Head honchos sit pretty, while their flunkies feel the heat
Public anger against corruption has rattled the government to permit an unprecedented set of arrests in the telecom scandal. The enormity of the action is evident seen against the perspective of how corruption scandals have been handled in independent India. Ever since the Haridas Mundhra scam in the mid-1950s, politicians have protected co-conspirators and financiers. Politicians and big business remained untouched, despite innumerable mega-scams—whether it was the Jain hawala scandal (payoffs to top politicians by the Jain brothers who were hawala dealers), Harshad Mehta’s charge of having bribed the then prime minister (PM) PV Narasimha Rao in 1992 or Ketan Parekh who flaunted his corporate and political contacts. In fact, under the BJP government, some of Ketan’s cronies were in the Joint Parliamentary Committee, while the corporates who financed and helped him amass wealth through stock manipulation were let off. It is different this time and only because people across India showed their willingness to take to the streets to fight corruption. Yet, even today, the biggest corporate honchos, who took key decisions, are still being protected. As a policy, Moneylife is against the practice of investigation and enforcement agencies misusing their power to arrest people merely as a media spectacle, a threat or a pressure tactic. We also believe that, in most cases, custodial interrogation is a sham and is only done to avoid a speedy trial and conviction. It is the same with the telecom and Commonwealth Games scandals.

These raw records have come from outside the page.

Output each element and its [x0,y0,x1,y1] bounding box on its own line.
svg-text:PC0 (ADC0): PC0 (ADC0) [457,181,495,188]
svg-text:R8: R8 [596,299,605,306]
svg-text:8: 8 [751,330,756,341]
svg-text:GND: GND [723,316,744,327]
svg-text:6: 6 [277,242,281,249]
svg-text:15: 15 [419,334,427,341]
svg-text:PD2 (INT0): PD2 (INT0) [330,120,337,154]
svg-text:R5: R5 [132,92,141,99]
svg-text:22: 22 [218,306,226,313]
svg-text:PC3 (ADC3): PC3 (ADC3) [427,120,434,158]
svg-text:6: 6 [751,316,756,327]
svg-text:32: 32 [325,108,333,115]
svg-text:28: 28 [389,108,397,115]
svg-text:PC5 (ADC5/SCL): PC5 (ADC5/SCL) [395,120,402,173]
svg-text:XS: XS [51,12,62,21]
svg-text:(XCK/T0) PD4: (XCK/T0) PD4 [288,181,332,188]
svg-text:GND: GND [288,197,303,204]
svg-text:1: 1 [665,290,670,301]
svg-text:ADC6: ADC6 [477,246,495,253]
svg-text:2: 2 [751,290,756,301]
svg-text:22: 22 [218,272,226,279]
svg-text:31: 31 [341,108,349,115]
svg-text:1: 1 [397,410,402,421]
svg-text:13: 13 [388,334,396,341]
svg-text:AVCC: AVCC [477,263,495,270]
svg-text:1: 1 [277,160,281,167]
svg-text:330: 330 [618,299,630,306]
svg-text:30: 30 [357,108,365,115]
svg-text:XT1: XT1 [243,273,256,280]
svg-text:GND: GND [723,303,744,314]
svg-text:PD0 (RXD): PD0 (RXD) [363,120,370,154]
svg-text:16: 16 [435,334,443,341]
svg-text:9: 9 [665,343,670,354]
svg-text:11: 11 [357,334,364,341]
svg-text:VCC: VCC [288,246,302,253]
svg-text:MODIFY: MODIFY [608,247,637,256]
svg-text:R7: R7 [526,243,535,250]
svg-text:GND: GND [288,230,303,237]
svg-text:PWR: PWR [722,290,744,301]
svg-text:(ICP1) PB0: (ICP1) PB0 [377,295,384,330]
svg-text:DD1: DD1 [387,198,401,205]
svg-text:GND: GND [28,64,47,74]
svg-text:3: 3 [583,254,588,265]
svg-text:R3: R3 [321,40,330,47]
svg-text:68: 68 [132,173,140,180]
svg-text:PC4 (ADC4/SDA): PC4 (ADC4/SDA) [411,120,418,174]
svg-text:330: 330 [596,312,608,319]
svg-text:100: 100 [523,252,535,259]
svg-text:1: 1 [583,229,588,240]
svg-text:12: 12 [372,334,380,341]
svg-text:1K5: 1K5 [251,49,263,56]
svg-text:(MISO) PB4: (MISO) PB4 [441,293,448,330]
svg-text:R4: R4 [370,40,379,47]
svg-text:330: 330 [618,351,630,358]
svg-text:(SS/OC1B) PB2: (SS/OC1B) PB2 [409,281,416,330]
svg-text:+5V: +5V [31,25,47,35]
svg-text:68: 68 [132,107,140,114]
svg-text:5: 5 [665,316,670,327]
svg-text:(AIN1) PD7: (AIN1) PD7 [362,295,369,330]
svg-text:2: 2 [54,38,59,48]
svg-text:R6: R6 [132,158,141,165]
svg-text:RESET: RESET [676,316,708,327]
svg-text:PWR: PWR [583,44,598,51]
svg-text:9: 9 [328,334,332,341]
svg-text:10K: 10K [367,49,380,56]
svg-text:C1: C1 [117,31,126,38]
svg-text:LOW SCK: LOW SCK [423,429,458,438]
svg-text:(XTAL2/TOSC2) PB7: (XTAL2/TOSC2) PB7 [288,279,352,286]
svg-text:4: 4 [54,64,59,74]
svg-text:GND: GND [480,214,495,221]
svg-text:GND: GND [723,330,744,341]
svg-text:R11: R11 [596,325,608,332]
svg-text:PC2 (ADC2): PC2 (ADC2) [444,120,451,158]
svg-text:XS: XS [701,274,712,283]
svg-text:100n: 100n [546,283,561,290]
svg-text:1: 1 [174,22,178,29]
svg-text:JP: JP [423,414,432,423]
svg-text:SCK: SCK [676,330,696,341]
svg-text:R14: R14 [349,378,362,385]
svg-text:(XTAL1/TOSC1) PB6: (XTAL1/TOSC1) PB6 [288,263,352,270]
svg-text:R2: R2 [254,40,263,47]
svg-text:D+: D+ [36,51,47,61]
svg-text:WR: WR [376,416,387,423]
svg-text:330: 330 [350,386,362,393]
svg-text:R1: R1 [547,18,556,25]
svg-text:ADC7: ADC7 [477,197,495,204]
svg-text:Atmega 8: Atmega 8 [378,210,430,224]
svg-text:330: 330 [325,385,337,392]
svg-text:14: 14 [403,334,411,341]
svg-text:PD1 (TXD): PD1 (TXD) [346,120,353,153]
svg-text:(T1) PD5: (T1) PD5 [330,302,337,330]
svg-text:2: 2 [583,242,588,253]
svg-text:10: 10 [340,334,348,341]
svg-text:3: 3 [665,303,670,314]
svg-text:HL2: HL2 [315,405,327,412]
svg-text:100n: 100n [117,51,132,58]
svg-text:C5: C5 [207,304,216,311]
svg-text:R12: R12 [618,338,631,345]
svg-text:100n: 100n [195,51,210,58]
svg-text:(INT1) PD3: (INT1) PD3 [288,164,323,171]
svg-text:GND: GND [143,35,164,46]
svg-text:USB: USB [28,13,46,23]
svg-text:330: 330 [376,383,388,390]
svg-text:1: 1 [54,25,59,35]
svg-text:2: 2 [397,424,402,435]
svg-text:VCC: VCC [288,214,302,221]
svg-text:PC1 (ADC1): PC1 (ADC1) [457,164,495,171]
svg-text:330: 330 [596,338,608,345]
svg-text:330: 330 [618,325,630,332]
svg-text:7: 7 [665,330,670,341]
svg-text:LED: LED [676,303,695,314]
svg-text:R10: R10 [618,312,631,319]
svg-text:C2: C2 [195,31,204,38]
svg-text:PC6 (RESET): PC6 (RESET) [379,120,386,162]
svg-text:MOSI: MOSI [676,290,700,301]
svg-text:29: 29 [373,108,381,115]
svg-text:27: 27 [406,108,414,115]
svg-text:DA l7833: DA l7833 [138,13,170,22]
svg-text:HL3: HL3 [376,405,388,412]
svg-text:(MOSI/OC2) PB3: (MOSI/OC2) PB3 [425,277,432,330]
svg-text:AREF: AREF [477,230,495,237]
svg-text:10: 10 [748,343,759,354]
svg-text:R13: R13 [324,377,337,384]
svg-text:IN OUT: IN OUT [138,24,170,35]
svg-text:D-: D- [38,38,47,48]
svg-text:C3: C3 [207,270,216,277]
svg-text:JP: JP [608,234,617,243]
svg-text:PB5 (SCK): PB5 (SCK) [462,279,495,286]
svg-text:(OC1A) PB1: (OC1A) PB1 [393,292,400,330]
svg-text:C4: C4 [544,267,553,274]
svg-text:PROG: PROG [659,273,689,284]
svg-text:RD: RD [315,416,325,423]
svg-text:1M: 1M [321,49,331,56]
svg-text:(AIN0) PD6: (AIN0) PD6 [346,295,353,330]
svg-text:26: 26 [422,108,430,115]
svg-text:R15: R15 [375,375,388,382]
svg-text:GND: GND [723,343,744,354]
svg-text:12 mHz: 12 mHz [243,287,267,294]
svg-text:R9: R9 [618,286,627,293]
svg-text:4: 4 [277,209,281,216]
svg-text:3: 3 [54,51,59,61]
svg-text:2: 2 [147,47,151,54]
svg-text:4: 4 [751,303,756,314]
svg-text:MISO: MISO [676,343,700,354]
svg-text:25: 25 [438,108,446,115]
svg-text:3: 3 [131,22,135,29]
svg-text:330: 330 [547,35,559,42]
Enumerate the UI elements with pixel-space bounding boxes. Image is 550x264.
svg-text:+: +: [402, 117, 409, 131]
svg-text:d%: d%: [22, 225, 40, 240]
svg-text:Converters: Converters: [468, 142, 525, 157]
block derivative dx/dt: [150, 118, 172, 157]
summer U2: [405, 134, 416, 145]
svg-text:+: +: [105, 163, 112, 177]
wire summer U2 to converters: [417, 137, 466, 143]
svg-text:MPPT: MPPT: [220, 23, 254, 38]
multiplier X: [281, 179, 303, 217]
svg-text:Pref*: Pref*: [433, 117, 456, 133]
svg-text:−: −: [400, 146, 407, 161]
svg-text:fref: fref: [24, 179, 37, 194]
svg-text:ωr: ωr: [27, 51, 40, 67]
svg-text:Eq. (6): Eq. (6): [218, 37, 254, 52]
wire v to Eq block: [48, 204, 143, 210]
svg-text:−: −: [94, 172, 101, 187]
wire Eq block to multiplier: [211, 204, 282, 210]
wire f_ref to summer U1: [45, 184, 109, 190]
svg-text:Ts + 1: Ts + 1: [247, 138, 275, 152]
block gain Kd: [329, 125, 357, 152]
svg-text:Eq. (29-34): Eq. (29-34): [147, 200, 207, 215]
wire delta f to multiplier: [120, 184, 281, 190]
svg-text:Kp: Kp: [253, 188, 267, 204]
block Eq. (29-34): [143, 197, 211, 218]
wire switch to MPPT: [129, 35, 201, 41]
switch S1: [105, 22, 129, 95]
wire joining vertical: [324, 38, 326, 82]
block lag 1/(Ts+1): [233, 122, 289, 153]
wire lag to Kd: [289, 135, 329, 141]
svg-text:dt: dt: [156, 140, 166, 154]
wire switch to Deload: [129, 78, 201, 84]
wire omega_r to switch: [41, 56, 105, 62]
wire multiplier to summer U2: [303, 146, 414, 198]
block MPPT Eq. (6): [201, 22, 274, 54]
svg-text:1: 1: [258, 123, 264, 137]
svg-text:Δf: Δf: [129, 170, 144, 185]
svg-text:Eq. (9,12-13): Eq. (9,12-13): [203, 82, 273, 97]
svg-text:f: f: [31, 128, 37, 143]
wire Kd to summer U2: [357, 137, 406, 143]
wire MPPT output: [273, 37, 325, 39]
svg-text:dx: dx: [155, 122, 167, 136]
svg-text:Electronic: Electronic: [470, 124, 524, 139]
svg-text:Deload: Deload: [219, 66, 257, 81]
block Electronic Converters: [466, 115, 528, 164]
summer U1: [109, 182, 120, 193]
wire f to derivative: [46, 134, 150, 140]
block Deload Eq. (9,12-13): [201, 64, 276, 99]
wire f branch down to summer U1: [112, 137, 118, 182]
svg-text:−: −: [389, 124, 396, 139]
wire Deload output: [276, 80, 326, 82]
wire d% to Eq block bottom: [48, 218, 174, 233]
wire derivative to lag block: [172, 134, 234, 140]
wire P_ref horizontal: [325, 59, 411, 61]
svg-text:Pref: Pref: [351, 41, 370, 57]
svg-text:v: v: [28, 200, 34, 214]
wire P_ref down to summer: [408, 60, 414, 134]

As Prashant Bhushan correctly argued, owners of major telecom groups involved in the 2G spectrum allocation case (Anil Dhirubhai Ambani group, Essar and Tatas) have not been touched, while the lesser-known ones (Shahid Balwa and his brother as well as Vinod Goenka of DB Realty and its associates, Sanjay Chandra of Unitech and senior executives of Reliance Telecom), who have recently acquired stupendous wealth, are jailed.
Clearly, no executive could have decided on payments running into thousands of crores. The apex court has not gone into the issue at this stage, but it is clear that the beleaguered Congress government is unlikely to be in a position to assure protection when the PM and former finance minister are also under attack from the Public Accounts Committee.